I ordered my husband to go get ice, and spent the next couple hours steadily eating ice chips and forcing myself to breathe as calmly and deeply as I could in an effort to keep my heart rate in check.

Meanwhile, I experienced wild visions of religious figures, saints, angels and demons… Jesus came and told me I was going to live. Were these things real? Perhaps. Whether they were or not though is irrelevant to the fact that such alterations of consciousness are also a huge sign of sepsis.

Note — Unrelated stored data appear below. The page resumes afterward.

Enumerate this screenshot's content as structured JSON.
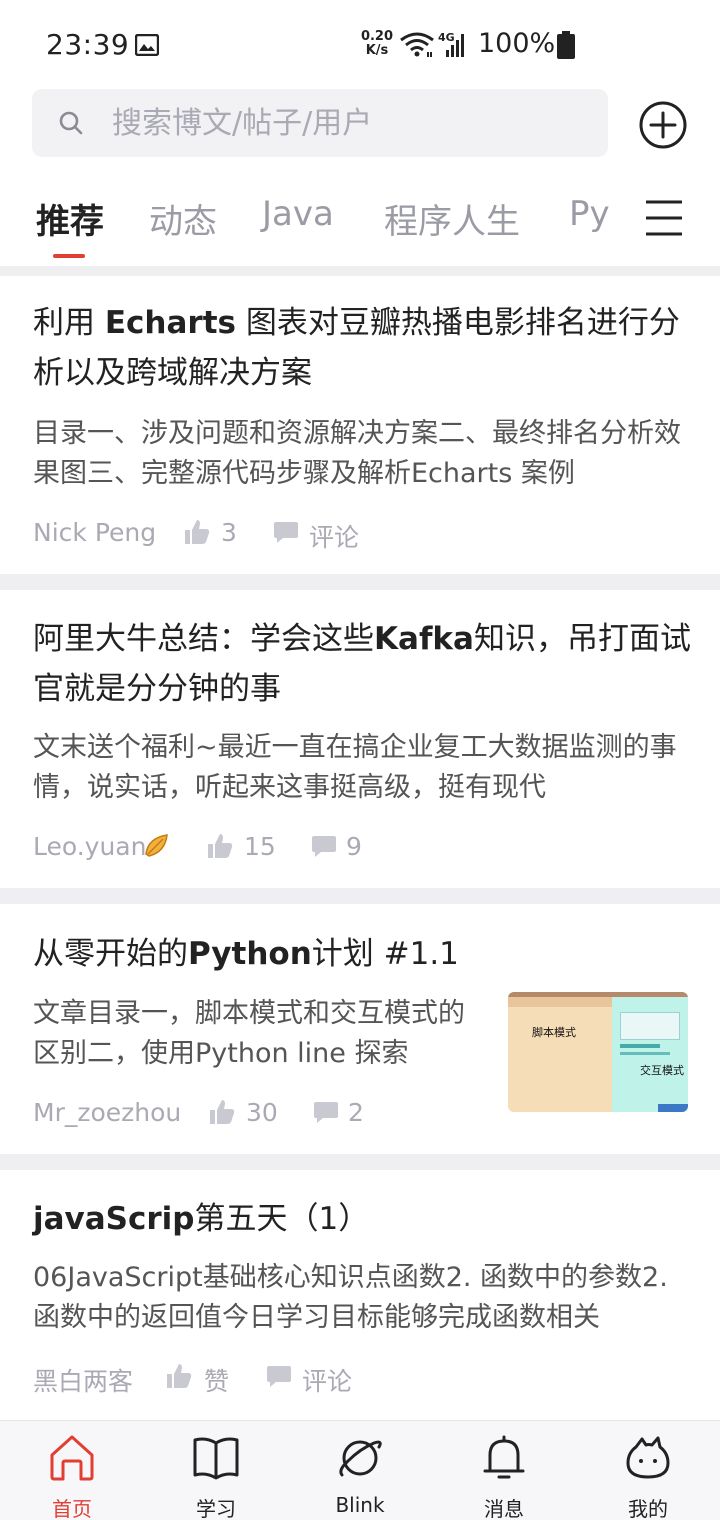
{
  "status_bar": {
    "time": "23:39",
    "net_speed_value": "0.20",
    "net_speed_unit": "K/s",
    "network_type": "4G",
    "battery": "100%"
  },
  "search": {
    "placeholder": "搜索博文/帖子/用户"
  },
  "tabs": [
    {
      "label": "推荐",
      "active": true
    },
    {
      "label": "动态"
    },
    {
      "label": "Java"
    },
    {
      "label": "程序人生"
    },
    {
      "label": "Py"
    }
  ],
  "articles": [
    {
      "title_pre": "利用 ",
      "title_bold": "Echarts",
      "title_post": " 图表对豆瓣热播电影排名进行分析以及跨域解决方案",
      "summary": "目录一、涉及问题和资源解决方案二、最终排名分析效果图三、完整源代码步骤及解析Echarts 案例",
      "author": "Nick Peng",
      "likes": "3",
      "comments": "评论"
    },
    {
      "title_pre": "阿里大牛总结：学会这些",
      "title_bold": "Kafka",
      "title_post": "知识，吊打面试官就是分分钟的事",
      "summary": "文末送个福利~最近一直在搞企业复工大数据监测的事情，说实话，听起来这事挺高级，挺有现代",
      "author": "Leo.yuan",
      "likes": "15",
      "comments": "9"
    },
    {
      "title_pre": "从零开始的",
      "title_bold": "Python",
      "title_post": "计划 #1.1",
      "summary": "文章目录一，脚本模式和交互模式的区别二，使用Python line 探索",
      "author": "Mr_zoezhou",
      "likes": "30",
      "comments": "2",
      "thumb_left_label": "脚本模式",
      "thumb_right_label": "交互模式"
    },
    {
      "title_bold": "javaScrip",
      "title_post": "第五天（1）",
      "summary": "06JavaScript基础核心知识点函数2. 函数中的参数2. 函数中的返回值今日学习目标能够完成函数相关",
      "author": "黑白两客",
      "likes": "赞",
      "comments": "评论"
    }
  ],
  "bottom_nav": [
    {
      "label": "首页",
      "icon": "home-icon",
      "active": true
    },
    {
      "label": "学习",
      "icon": "book-icon"
    },
    {
      "label": "Blink",
      "icon": "planet-icon"
    },
    {
      "label": "消息",
      "icon": "bell-icon"
    },
    {
      "label": "我的",
      "icon": "profile-icon"
    }
  ],
  "colors": {
    "accent": "#e33e33",
    "muted": "#a9aab3",
    "text": "#222222"
  }
}
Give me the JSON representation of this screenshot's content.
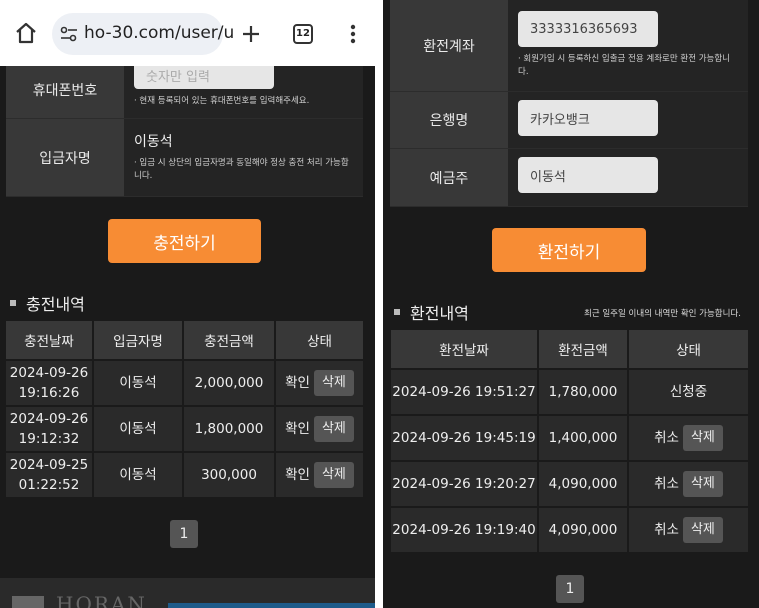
{
  "browser": {
    "url": "ho-30.com/user/u",
    "tab_count": "12"
  },
  "deposit": {
    "phone_label": "휴대폰번호",
    "phone_placeholder": "숫자만 입력",
    "phone_note": "· 현재 등록되어 있는 휴대폰번호를 입력해주세요.",
    "depositor_label": "입금자명",
    "depositor_value": "이동석",
    "depositor_note_1": "· 입금 시 상단의 입금자명과 동일해야 정상 충전 처리 가능합",
    "depositor_note_2": "니다.",
    "submit_label": "충전하기",
    "history_title": "충전내역",
    "columns": [
      "충전날짜",
      "입금자명",
      "충전금액",
      "상태"
    ],
    "rows": [
      {
        "date": "2024-09-26",
        "time": "19:16:26",
        "name": "이동석",
        "amount": "2,000,000",
        "status": "확인",
        "action": "삭제"
      },
      {
        "date": "2024-09-26",
        "time": "19:12:32",
        "name": "이동석",
        "amount": "1,800,000",
        "status": "확인",
        "action": "삭제"
      },
      {
        "date": "2024-09-25",
        "time": "01:22:52",
        "name": "이동석",
        "amount": "300,000",
        "status": "확인",
        "action": "삭제"
      }
    ],
    "page": "1",
    "footer_logo": "HORAN"
  },
  "withdraw": {
    "account_label": "환전계좌",
    "account_value": "3333316365693",
    "account_note_1": "· 회원가입 시 등록하신 입출금 전용 계좌로만 환전 가능합니",
    "account_note_2": "다.",
    "bank_label": "은행명",
    "bank_value": "카카오뱅크",
    "holder_label": "예금주",
    "holder_value": "이동석",
    "submit_label": "환전하기",
    "history_title": "환전내역",
    "history_note": "최근 일주일 이내의 내역만 확인 가능합니다.",
    "columns": [
      "환전날짜",
      "환전금액",
      "상태"
    ],
    "rows": [
      {
        "datetime": "2024-09-26 19:51:27",
        "amount": "1,780,000",
        "status": "신청중",
        "action": ""
      },
      {
        "datetime": "2024-09-26 19:45:19",
        "amount": "1,400,000",
        "status": "취소",
        "action": "삭제"
      },
      {
        "datetime": "2024-09-26 19:20:27",
        "amount": "4,090,000",
        "status": "취소",
        "action": "삭제"
      },
      {
        "datetime": "2024-09-26 19:19:40",
        "amount": "4,090,000",
        "status": "취소",
        "action": "삭제"
      }
    ],
    "page": "1"
  },
  "colors": {
    "accent": "#f78c34",
    "background": "#1a1a1a",
    "header_cell": "#383838"
  }
}
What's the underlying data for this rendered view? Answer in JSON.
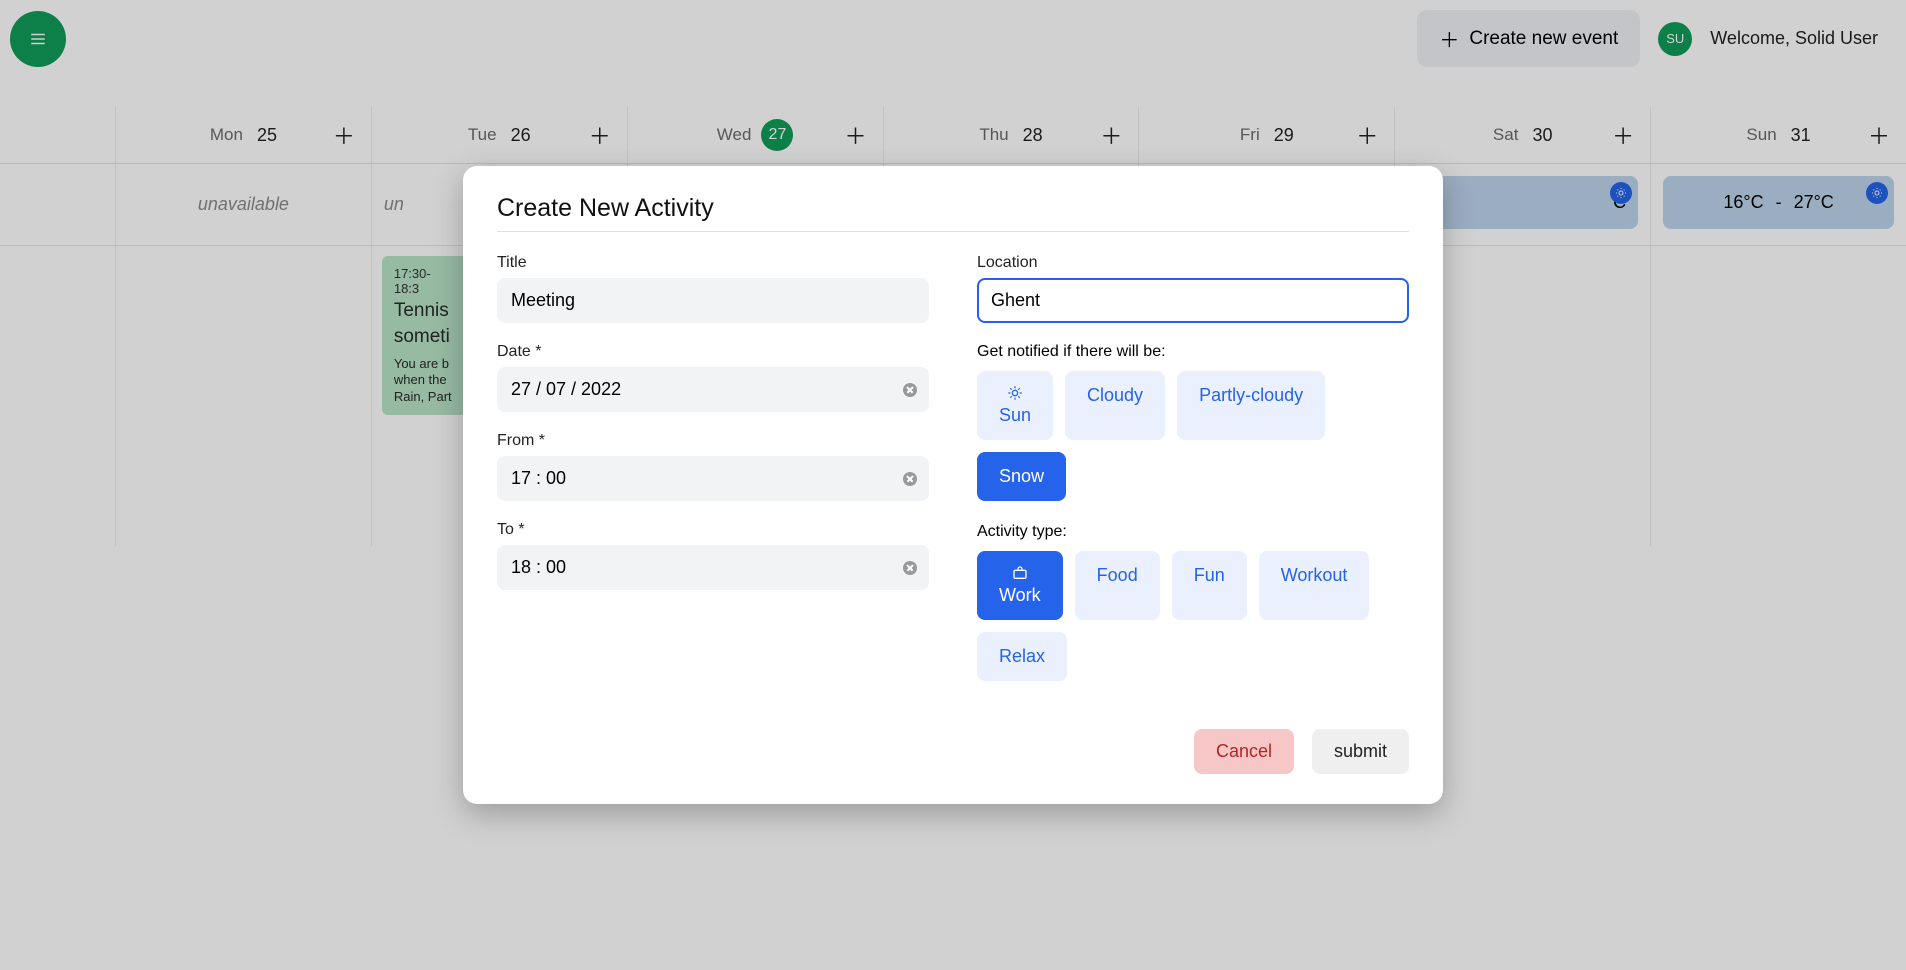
{
  "header": {
    "create_label": "Create new event",
    "avatar_initials": "SU",
    "welcome_text": "Welcome, Solid User"
  },
  "days": [
    {
      "dow": "Mon",
      "num": "25",
      "today": false
    },
    {
      "dow": "Tue",
      "num": "26",
      "today": false
    },
    {
      "dow": "Wed",
      "num": "27",
      "today": true
    },
    {
      "dow": "Thu",
      "num": "28",
      "today": false
    },
    {
      "dow": "Fri",
      "num": "29",
      "today": false
    },
    {
      "dow": "Sat",
      "num": "30",
      "today": false
    },
    {
      "dow": "Sun",
      "num": "31",
      "today": false
    }
  ],
  "weather": {
    "unavailable_label": "unavailable",
    "sat": {
      "high_partial": "C"
    },
    "sun": {
      "low": "16°C",
      "sep": "-",
      "high": "27°C"
    }
  },
  "event": {
    "time": "17:30-18:3",
    "title": "Tennis",
    "subtitle": "someti",
    "tip_line1": "You are b",
    "tip_line2": "when the",
    "tip_line3": "Rain, Part"
  },
  "modal": {
    "heading": "Create New Activity",
    "title_label": "Title",
    "title_value": "Meeting",
    "date_label": "Date *",
    "date_value": "27 / 07 / 2022",
    "from_label": "From *",
    "from_value": "17 : 00",
    "to_label": "To *",
    "to_value": "18 : 00",
    "location_label": "Location",
    "location_value": "Ghent",
    "notify_label": "Get notified if there will be:",
    "notify_options": [
      "Sun",
      "Cloudy",
      "Partly-cloudy",
      "Snow"
    ],
    "notify_selected": "Snow",
    "type_label": "Activity type:",
    "type_options": [
      "Work",
      "Food",
      "Fun",
      "Workout",
      "Relax"
    ],
    "type_selected": "Work",
    "cancel_label": "Cancel",
    "submit_label": "submit"
  }
}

Well, long story short, I was lucky. After the scariest night of my family’s life, I got my blood transfusion. I remained in the hospital another week, and on heavy-duty antibiotics for a month thereafter. Slowly I healed. My blood cultures revealed a rampant E. Coli infection was responsible for my brush with death. It took me–honestly–a full year before I felt like myself again. Even then I required psychotherapy and antidepressants. I suffered multiple panic attacks a day for yet another year, I was so traumatized.

Thank God himself that I was already inpatient at a hospital when I came down with sepsis. I’m quite certain I would have been dead quickly without that troop of first responders showing up in my room at a moment’s notice. Thank goodness for that, because I still have my family and my son has a mother.


Note from Sepsis Alliance. In an email exchange, we asked Natalie if she had ever heard of sepsis before. This was her response: 

I had not heard of sepsis prior to my encounter with it. I’d heard anecdotes from other lay-people about “blood poisoning” but that was it. What’s more is that the hospital staff and the infectious disease specialist who treated me for sepsis didn’t even use the word. They didn’t even inform me that E. coli was to blame. They simply said there was “a gram negative bacteria infecting the bloodstream”. I’m not sure what they felt they had to hide, but I was so traumatized that I had to find out what happened to me. So upon my discharge I went to the record room, got a copy of my 148-page chart and learned the whole story. I was incredibly hurt by the hospital at how they glossed over my condition without telling me what actually happened.